In fairness, the SIG has managed to provide some basic services to parts of Syria despite the difficulties of governing a wrecked state from a distance. It’s built schools and set up hospitals, for instance. In January, after the Qatari money dried up, the SIG received $6 million from the United States — the first time America directly funded the rebel body. And in March, it won an opportunity of sorts to show that it can do more: The northwestern city of Idlib had fallen from Assad’s control, opening up a space for the SIG to build support within Syria.

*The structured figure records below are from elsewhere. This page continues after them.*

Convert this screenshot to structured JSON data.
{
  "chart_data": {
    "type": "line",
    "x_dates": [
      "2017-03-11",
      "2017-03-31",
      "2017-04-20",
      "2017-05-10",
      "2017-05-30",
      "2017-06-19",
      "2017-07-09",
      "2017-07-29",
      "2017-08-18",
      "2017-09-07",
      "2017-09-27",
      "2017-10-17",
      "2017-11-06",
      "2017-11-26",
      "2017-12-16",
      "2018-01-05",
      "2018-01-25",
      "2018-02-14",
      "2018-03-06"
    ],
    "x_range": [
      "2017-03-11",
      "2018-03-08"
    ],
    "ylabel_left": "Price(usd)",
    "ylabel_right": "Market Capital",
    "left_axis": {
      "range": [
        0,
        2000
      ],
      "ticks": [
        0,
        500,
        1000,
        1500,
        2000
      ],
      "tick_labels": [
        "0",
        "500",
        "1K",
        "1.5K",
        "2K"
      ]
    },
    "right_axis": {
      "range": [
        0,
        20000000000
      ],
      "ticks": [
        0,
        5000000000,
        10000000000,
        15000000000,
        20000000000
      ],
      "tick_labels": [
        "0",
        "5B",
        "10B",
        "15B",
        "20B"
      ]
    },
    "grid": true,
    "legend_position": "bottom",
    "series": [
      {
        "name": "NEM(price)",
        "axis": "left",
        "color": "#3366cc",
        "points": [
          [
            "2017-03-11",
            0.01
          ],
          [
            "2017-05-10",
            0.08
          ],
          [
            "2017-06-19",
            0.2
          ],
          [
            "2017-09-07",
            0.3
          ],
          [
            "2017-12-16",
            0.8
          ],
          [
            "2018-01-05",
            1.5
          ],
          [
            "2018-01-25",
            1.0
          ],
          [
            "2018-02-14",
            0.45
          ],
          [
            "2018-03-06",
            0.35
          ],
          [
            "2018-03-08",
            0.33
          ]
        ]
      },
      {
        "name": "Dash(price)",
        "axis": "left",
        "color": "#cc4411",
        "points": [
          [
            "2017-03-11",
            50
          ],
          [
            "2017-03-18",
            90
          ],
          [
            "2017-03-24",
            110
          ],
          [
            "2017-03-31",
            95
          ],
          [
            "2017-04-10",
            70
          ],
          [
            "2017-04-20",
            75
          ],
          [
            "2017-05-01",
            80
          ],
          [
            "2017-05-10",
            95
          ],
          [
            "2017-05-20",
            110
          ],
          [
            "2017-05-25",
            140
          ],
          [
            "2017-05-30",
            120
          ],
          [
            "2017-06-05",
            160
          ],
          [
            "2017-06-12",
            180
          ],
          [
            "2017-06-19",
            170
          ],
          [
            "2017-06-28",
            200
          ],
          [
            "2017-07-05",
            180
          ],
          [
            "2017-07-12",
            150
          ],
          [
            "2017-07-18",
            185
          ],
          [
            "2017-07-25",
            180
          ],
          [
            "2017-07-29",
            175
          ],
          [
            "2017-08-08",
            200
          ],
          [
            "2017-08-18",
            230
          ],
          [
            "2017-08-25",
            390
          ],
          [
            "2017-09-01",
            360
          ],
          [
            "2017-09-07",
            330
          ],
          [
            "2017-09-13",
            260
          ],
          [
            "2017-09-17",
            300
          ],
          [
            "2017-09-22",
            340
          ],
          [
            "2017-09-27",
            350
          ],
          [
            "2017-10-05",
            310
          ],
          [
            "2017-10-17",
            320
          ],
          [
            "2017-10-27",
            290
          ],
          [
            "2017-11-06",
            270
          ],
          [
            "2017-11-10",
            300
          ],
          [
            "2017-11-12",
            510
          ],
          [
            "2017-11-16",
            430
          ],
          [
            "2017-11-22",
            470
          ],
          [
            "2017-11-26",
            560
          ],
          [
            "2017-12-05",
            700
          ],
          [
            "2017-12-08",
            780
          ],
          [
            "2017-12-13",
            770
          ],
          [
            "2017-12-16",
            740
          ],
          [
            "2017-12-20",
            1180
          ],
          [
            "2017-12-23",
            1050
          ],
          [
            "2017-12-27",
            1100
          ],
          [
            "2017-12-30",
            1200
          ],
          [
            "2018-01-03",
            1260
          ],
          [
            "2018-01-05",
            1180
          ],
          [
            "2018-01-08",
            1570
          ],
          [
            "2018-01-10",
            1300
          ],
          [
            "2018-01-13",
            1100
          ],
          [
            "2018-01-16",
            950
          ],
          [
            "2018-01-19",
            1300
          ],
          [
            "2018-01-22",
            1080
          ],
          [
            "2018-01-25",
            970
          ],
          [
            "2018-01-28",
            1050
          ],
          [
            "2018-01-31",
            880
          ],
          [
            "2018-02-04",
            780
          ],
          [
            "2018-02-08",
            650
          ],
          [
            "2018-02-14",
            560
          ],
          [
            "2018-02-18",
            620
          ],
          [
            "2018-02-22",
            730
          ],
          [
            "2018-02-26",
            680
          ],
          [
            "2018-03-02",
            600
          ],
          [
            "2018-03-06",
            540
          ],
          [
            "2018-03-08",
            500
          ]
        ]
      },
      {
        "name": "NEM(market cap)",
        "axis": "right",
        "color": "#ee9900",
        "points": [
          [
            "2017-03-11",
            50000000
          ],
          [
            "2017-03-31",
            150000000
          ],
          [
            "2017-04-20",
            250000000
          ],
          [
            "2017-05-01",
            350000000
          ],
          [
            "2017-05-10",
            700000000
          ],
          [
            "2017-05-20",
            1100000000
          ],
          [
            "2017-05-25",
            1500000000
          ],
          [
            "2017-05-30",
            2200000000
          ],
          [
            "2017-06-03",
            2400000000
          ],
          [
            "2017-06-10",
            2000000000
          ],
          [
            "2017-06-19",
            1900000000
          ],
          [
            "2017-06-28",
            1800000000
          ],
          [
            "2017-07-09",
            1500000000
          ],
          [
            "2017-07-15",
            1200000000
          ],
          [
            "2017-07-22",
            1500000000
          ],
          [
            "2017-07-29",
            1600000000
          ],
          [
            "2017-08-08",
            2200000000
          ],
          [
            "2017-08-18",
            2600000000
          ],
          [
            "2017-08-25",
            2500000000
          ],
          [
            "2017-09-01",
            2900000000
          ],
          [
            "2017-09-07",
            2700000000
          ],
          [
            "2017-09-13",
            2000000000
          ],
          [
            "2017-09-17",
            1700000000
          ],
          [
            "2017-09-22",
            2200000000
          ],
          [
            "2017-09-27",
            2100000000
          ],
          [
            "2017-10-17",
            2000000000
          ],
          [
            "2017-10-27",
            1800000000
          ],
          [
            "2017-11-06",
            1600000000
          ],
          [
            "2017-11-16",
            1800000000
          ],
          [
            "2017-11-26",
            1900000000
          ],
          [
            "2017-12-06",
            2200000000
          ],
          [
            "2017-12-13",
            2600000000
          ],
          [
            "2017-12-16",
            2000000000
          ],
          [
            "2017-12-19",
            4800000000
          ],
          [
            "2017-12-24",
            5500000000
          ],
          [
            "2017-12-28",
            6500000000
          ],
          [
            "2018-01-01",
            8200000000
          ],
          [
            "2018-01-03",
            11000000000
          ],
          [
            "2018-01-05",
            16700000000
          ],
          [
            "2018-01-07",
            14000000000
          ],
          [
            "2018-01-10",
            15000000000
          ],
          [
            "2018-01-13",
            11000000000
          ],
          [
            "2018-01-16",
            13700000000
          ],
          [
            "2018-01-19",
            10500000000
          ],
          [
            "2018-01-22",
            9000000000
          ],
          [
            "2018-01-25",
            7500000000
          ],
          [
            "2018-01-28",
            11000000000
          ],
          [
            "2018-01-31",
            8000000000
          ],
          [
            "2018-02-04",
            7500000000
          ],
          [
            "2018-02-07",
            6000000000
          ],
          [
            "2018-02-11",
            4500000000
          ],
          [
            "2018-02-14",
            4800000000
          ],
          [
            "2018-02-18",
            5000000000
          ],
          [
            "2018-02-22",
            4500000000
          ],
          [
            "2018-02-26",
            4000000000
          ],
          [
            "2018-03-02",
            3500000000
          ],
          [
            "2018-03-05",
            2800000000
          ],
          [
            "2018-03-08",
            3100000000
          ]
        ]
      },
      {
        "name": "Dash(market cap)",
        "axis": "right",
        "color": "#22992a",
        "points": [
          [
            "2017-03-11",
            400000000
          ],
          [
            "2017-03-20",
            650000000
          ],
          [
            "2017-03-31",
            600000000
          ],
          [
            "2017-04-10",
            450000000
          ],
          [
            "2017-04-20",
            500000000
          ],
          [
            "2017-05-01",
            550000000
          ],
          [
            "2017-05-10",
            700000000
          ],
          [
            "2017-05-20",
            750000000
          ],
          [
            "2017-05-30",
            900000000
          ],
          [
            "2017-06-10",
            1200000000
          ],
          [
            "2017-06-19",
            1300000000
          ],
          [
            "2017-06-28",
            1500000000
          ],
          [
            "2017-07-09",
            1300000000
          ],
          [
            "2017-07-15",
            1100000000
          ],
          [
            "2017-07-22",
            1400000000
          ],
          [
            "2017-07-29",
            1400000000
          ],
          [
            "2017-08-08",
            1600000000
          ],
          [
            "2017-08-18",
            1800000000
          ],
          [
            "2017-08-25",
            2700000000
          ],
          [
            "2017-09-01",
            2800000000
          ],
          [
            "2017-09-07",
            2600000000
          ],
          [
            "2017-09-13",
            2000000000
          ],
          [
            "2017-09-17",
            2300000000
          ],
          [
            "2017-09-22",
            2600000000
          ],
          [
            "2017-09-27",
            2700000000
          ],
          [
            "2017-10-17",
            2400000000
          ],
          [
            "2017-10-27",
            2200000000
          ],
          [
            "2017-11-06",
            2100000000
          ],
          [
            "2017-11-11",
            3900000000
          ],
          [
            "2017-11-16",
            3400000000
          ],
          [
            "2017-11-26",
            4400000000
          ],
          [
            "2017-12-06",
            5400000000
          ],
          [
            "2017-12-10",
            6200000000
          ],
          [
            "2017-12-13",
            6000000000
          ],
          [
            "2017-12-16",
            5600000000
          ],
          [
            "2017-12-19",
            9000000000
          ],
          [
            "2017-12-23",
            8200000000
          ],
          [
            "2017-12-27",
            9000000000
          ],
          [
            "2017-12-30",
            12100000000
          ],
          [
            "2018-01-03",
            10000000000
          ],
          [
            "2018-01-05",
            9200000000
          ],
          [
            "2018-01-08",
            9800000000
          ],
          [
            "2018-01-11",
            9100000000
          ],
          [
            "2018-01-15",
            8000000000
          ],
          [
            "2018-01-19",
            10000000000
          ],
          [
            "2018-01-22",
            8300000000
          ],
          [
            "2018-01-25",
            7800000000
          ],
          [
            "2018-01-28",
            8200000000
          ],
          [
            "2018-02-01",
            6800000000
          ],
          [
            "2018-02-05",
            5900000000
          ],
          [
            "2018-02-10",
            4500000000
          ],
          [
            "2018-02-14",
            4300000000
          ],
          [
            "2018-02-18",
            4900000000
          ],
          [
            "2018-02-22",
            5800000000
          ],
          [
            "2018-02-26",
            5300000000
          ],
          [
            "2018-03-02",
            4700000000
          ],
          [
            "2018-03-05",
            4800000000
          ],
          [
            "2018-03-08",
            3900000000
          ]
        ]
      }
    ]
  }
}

And yet, Idlib had fallen into the hands of the al-Qaida-affiliated Nusra Front. Even if the SIG manages to fend off the Nusra Front brigades that now control the city and survive Assad’s chemical attacks, bankrolling their vision of law and order will be difficult. Minister of Finance Ibrahim Miro says that rebuilding the country will cost about $100 billion.
Everyone at the SIG is aware that what they’re trying to pull off is just shy of a miracle. And while the Syrian National Coalition tries to quell the infighting among its various factions — from secular feminists to the Muslim Brotherhood — maintaining the legitimacy of its government in exile has become increasingly difficult. History doesn’t offer much hope. Aside from the one set up during the Nazi invasion of France, interim governments have worked only when they are located inside their home country, like the one in Iraq after Saddam Hussein’s fall.
But time to make a difference is running out fast. If Syrians stop believing in the SIG, it will be hard to maintain its raison d’être. And accusations of mismanagement, high salaries and meetings in five-star hotels have not helped sway the hearts and minds of most Syrians. It’s obvious why the SIG is so eager to return home.